People can be pro-choice for a variety of reasons -
1)They might believe that a fetus is not a person until it is born.
2)They might believe a fetus is a person from the moment of conception, but not want to impose that view on others.
3) They might believe that a fetus becomes a entity deserving of some rights at some point between conception and birth , and believe that society should err in favor of the woman’s freedom at either all or some points of the pregnancy.
4) They might believe that abortion should be legal only because the fetus is not (or may not be) a person and and that society shouldn’t force a woman to go through a pregnancy for the sake of an entity that has no rights , but would be anti-abortion if either of those were not true (that is if the fetus were a person or if the fetus could be removed and placed in an incubator with no more risk or pain than an abortion)

And there are probably a hundred more variations that I haven’t thought of. This question

can’t be answered without some idea of how the reasons for being pro-choice break down. Because in a society where there is a consensus that a fetus is a person , numbers 2,3,and 4 might not be pro-choice.

Reasonable points, both. Trinopus, by ‘rescue’ I mean the natural end of the pregnancy where after a forseeable amount of time, the fetus is no longer dependent on the woman for survival.

The only argument I have left to add is that this situation, a person being dependent on you for survival, is a direct result of the woman’s personal choice, and not at all the result of choices made by the fetus. The woman doesn’t stumble over a person in distress, and isn’t the victim of a mad scientist’s plot, she’s freely* chosen to engage in activities for which this result is a natural consequence.

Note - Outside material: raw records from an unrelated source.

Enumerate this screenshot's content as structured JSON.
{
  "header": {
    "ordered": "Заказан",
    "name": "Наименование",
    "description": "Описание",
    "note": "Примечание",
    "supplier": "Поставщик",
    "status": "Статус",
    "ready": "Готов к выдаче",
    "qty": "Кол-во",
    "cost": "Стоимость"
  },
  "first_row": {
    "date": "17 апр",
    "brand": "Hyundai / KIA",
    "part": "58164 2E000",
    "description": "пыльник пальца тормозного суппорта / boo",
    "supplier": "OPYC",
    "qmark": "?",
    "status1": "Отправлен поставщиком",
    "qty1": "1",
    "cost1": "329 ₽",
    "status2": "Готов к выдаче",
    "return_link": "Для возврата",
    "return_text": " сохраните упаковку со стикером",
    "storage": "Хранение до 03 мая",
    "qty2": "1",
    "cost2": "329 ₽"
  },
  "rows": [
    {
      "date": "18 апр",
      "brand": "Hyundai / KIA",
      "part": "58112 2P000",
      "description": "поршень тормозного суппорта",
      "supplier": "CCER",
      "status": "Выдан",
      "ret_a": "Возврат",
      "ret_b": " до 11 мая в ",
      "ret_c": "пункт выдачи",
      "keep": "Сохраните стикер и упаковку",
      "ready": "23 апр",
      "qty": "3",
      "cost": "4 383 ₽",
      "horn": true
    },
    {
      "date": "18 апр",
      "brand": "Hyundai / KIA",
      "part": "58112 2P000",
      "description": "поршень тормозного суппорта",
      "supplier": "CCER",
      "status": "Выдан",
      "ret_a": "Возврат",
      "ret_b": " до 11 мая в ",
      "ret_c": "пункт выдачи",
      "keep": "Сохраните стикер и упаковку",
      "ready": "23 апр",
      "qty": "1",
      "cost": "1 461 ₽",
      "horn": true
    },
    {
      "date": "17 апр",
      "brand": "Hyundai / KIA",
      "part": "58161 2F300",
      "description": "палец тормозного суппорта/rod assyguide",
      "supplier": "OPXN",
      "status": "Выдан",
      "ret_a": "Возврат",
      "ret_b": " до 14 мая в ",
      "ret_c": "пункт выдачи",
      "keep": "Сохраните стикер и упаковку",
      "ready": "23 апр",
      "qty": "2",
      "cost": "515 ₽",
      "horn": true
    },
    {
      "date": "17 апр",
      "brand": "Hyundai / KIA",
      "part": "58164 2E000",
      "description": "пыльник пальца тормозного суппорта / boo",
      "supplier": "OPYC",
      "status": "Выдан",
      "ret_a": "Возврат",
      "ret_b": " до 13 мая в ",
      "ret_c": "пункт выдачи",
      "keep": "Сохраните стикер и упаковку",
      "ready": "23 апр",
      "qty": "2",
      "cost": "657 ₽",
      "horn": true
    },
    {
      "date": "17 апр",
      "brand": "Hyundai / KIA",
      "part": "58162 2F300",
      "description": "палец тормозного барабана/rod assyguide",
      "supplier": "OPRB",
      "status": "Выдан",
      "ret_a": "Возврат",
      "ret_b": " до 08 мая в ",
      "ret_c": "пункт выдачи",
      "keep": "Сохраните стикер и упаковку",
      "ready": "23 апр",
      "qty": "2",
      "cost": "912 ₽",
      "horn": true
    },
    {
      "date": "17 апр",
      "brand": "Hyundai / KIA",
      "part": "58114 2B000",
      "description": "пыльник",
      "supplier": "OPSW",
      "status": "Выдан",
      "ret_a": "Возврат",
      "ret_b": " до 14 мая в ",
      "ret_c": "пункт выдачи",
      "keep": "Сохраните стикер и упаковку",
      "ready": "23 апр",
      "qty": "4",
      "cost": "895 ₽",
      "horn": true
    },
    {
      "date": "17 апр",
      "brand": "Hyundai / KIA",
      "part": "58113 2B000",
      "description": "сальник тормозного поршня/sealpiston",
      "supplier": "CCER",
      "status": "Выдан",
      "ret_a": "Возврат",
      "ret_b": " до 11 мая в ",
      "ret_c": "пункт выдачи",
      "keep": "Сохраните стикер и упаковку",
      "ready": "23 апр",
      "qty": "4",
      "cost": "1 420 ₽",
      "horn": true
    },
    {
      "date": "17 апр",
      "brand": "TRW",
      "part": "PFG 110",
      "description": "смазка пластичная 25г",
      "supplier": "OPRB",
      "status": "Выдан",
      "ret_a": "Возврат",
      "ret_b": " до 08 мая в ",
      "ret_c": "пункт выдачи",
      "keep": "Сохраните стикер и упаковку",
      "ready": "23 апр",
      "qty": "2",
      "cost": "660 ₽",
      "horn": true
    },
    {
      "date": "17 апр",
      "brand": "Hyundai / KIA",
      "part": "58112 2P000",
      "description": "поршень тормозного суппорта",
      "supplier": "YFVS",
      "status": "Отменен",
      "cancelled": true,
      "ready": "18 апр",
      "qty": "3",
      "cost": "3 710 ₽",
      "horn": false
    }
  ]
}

*Note, this changes significantly if she didn’t choose to have sex, provisions must be available under those circumstances.

Tricky. Getting pregnant is not a universal consequence of sex, and if the people in question took measures to prevent pregnancy, then it is most definitely not “chosen.” It’s an accident.

If you go skiing and break your leg, it’s valid to say, “You took a chance.” It is not valid to say, “You accepted having your leg broken.” No the same!

Also, if someone breaks their leg skiing, they get to employ reparative/restorative measures, such as a splint, having pins put in, traction, a cast, etc. Ditto if someone gets pregnant and doesn’t want to be: they get to take responsible care to fix the problem.

Compelling the woman to continue an unwanted pregnancy is (in the opinion of some) about as silly as compelling the skiier to go around without a splint or cast.

No one should use abortion as their only form of pregnancy avoidance – but even if they do that, how is that, by itself, a valid argument for denying access to an abortion?

The only possible valid reason to oppose abortion is if you think the unborn is a “person” in a legal sense* – and since that isn’t agreed upon, but is the central defining disagreement, we’re stuck with no way to go forward. The consensus necessary for that to be the basis for law does not exist.

*(Okay, there are one or two other valid reasons, such as the opinion held by some that an abortion is harmful to the mother. Most of these are false, and easily shown to be false. No serious harm comes to the vast majority of women who have abortions, whereas significant harm comes to many who are pregnant and give birth – even those who very much want to have a baby. There are a few other arguments put forward, but they, too, are highly debatable and of such small relevance as to be pointless to bring up.)